Optimizing SPARQL Queries using Shape Statistics
Cardinality estimates are essential for finding a good join order to improve query performance. In order to access the impact of having shapes statistics of RDF graphs on cardinality estimation, we have performed these experiments. We have generated global and shapes statistics and proposed a join ordering technique to make use of these statistics and estimate cardinalities to propose efficient query plans. We used synthetic (LUBM, WATDIV) and a real dataset (i.e., YAGO-4). We compared against the query plans proposed by Jena ARQ query engine, GraphDB, Characteristics Sets, and SumRDF approach. At this page we present technical details of our experiments such as how to generate these statistics, how to run the experiments, the links to the datasets, and finally the results.
Persistent URI & Licence:
All of the data and results presented in our experimental study are available at https://github.com/Kashif-Rabbani/sparql-optimization/ under Apache License 2.0 .

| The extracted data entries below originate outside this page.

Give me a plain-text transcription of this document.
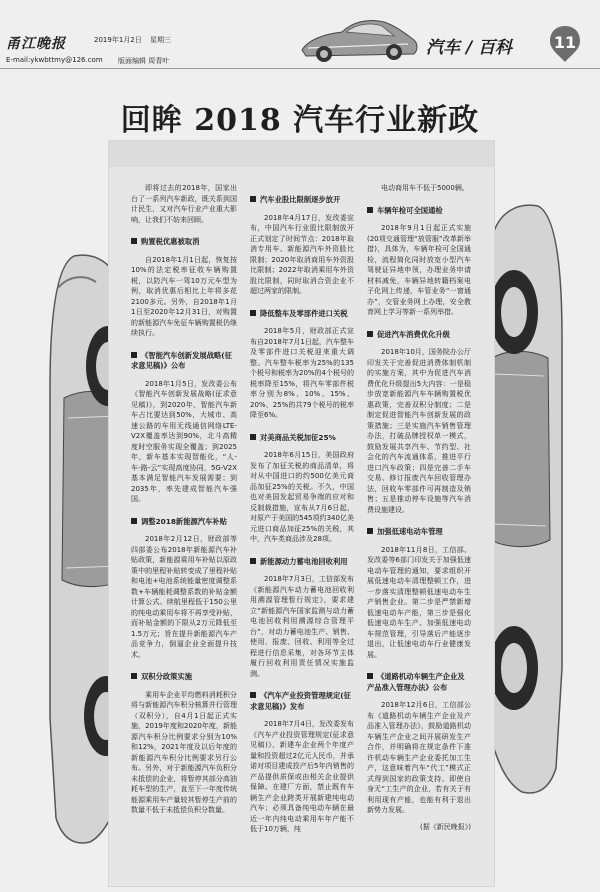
甬江晚报
E-mail:ykwbttmy@126.com
2019年1月2日 星期三
版面编辑 周青叶
汽车 / 百科	11
回眸 2018 汽车行业新政

即将过去的2018年，国家出台了一系列汽车新政，既关系到国计民生，又对汽车行业产业重大影响，让我们不妨来回顾。

购置税优惠被取消

自2018年1月1日起，恢复按10%的法定税率征收车辆购置税，以防汽车一驾10万元车型为例，取消优惠后相比上年将多花2100多元。另外，自2018年1月1日至2020年12月31日，对购置的新能源汽车免征车辆购置税仍继续执行。

《智能汽车创新发展战略(征求意见稿)》公布

2018年1月5日，发改委公布《智能汽车创新发展战略(征求意见稿)》，到2020年，智能汽车新车占比要达到50%，大城市、高速公路的车用无线通信网络LTE-V2X覆盖率达到90%，北斗高精度时空服务实现全覆盖；到2025年，新车基本实现智能化，“人-车-路-云”实现高度协同，5G-V2X基本满足智能汽车发展需要；到2035年，率先建成智能汽车强国。

调整2018新能源汽车补贴

2018年2月12日，财政部等四部委公布2018年新能源汽车补贴政策，新能源乘用车补贴以原政策中的里程补贴转变成了里程补贴和电池+电池系统能量密度调整系数+车辆能耗调整系数的补贴金额计算公式。续航里程低于150公里的纯电动乘用车将不再享受补贴，而补贴金额的下限从2万元降低至1.5万元；旨在提升新能源汽车产品竞争力，倒逼企业全面提升技术。

双积分政策实施

乘用车企业平均燃料消耗积分将与新能源汽车积分核算并行管理（双积分），自4月1日起正式实施，2019年度和2020年度，新能源汽车积分比例要求分别为10%和12%，2021年度及以后年度的新能源汽车积分比例要求另行公布。另外，对于新能源汽车负积分未抵偿的企业，将暂停其部分高油耗车型的生产，直至下一年度传统能源乘用车产量较其暂停生产前的数量不低于未抵偿负积分数量。

汽车业股比限制逐步放开

2018年4月17日，发改委宣布，中国汽车行业股比限制放开正式划定了时间节点：2018年取消专用车、新能源汽车外资股比限制；2020年取消商用车外资股比限制；2022年取消乘用车外资股比限制，同时取消合资企业不超过两家的限制。

降低整车及零部件进口关税

2018年5月，财政部正式宣布自2018年7月1日起，汽车整车及零部件进口关税迎来重大调整。汽车整车税率为25%的135个税号和税率为20%的4个税号的税率降至15%，将汽车零部件税率分别为8%、10%、15%、20%、25%的共79个税号的税率降至6%。

对美商品关税加征25%

2018年6月15日，美国政府发布了加征关税的商品清单，将对从中国进口的约500亿美元商品加征25%的关税。不久，中国也对美国发起贸易争端的应对和反制裁措施，宣布从7月6日起，对原产于美国的545项约340亿美元进口商品加征25%的关税，其中，汽车类商品涉及28项。

新能源动力蓄电池回收利用

2018年7月3日，工信部发布《新能源汽车动力蓄电池回收利用溯源管理暂行规定》，要求建立“新能源汽车国家监测与动力蓄电池回收利用溯源综合管理平台”，对动力蓄电池生产、销售、使用、报废、回收、利用等全过程进行信息采集，对各环节主体履行回收利用责任情况实施监测。

《汽车产业投资管理规定(征求意见稿)》发布

2018年7月4日，发改委发布《汽车产业投资管理规定(征求意见稿)》，新建车企业两个年度产量和投资超过2亿元人民币，并承诺对项目建成投产后5年内销售的产品提供质保或由相关企业提供保障。在建厂方面，禁止既有车辆生产企业跨类开展新建纯电动汽车；必须具备纯电动车辆在最近一年内纯电动乘用车年产能不低于10万辆，纯

电动商用车不低于5000辆。

车辆年检可全国通检

2018年9月1日起正式实施(20项交通管理“放管服”改革新举措)，具体为，车辆年检可全国通检，流程简化同时放宽小型汽车驾驶证异地申领，办理业务申请材料减免，车辆异地转籍档案电子化网上传递，车管业务“一窗通办”，交管业务网上办理，安全教育网上学习等新一系列举措。

促进汽车消费优化升级

2018年10月，国务院办公厅印发关于完善促进消费体制机制的实施方案，其中为促进汽车消费优化升级提出5大内容：一是稳步放宽新能源汽车车辆购置税优惠政策，完善双积分制度；二是制定促进智能汽车创新发展的政策措施；三是实施汽车销售管理办法，打破品牌授权单一模式，鼓励发展共享汽车、节约型、社会化的汽车流通体系，推进平行进口汽车政策；四是完善二手车交易、修订报废汽车回收管理办法，回收车零部件可再制造及销售；五是推动停车设施等汽车消费设施建设。

加强低速电动车管理

2018年11月8日，工信部、发改委等6部门印发关于加强低速电动车管理的通知，要求组织开展低速电动车清理整顿工作，进一步落实清理整顿低速电动车生产销售企业。第二步是严禁新增低速电动车产能，第三步是强化低速电动车生产、加强低速电动车规范管理，引导落后产能逐步退出，让低速电动车行业健康发展。

《道路机动车辆生产企业及产品准入管理办法》公布

2018年12月6日，工信部公布《道路机动车辆生产企业及产品准入管理办法》，鼓励道路机动车辆生产企业之间开展研发生产合作，并明确将在规定条件下准许机动车辆生产企业委托加工生产，这意味着汽车“代工”模式正式得到国家的政策支持。即使自身无“工生产的企业，若有关于有利用现有产能，也能有利于退出新势力发展。

(据《新民晚报》)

Datasets, Queries and the Statistics used:
We used the following datasets, queries, and the statistics:
How does it work?
1. Generating SHACL Shapes Graph:
Given an RDF graph, we used shaclgen https://pypi.org/project/shaclgen/ library to generate its SHACL shapes graph.
2. Generating Shapes Statistics:
We use Shapes Annotator component to extend SHACL shapes graph with the statistics of the RDF graph. E.g., for YAGO-4 dataset, we use the https://github.com/Kashif-Rabbani/sparql-optimization/blob/main/code/yagoConfig.properties file by setting the generateStatistics=true.
3. Running Experiments:
We loaded all datasets in Jena TDB, bundled the code in a Jar and created a config file to run each type of experiment. For example we used the following pattern fo run experiments using:
-
1. Shapes Statistics
> Set the appropriate paths for the Jena TDB and the directory containing queries in the config files, e.g., for YAGO-4 dataset https://github.com/Kashif-Rabbani/sparql-optimization/blob/main/code/yagoConfig.properties > Set the value fo shapeExec=true , set the number of times the query should run. > Use java -jar code.jar yagoConfig.properties YAGO &> output.log > Logs will be saved in OUTPUT_QUERY directory as benchmarks.csv and also in output.log file. > Use these logs to plot the results.
-
2. Global Statistics
> Follow the same steps as mentioned above for Shapes Statistics, except set the value shapeExec=false and globalStatsExec=true.
-
3. Jena
> Follow the same steps as mentioned above except set the value shapeExec and globalStatsExec as false and jenaExec=true.
-
4. GraphDB
> We loaded each dataset in GraphDB and used 'onto:explain' feature explained https://graphdb.ontotext.com/documentation/standard/explain-plan.html to see the plans and their cardinalities.
-
5. Characteristics Sets
> We used the extended characteristics sets implementation from https://github.com/gmontoya/federatedOptimizer to generate characteristics Sets for each dataset and then gnerated their query plans.
-
6. SumRDF Cardinality Estimator (official link)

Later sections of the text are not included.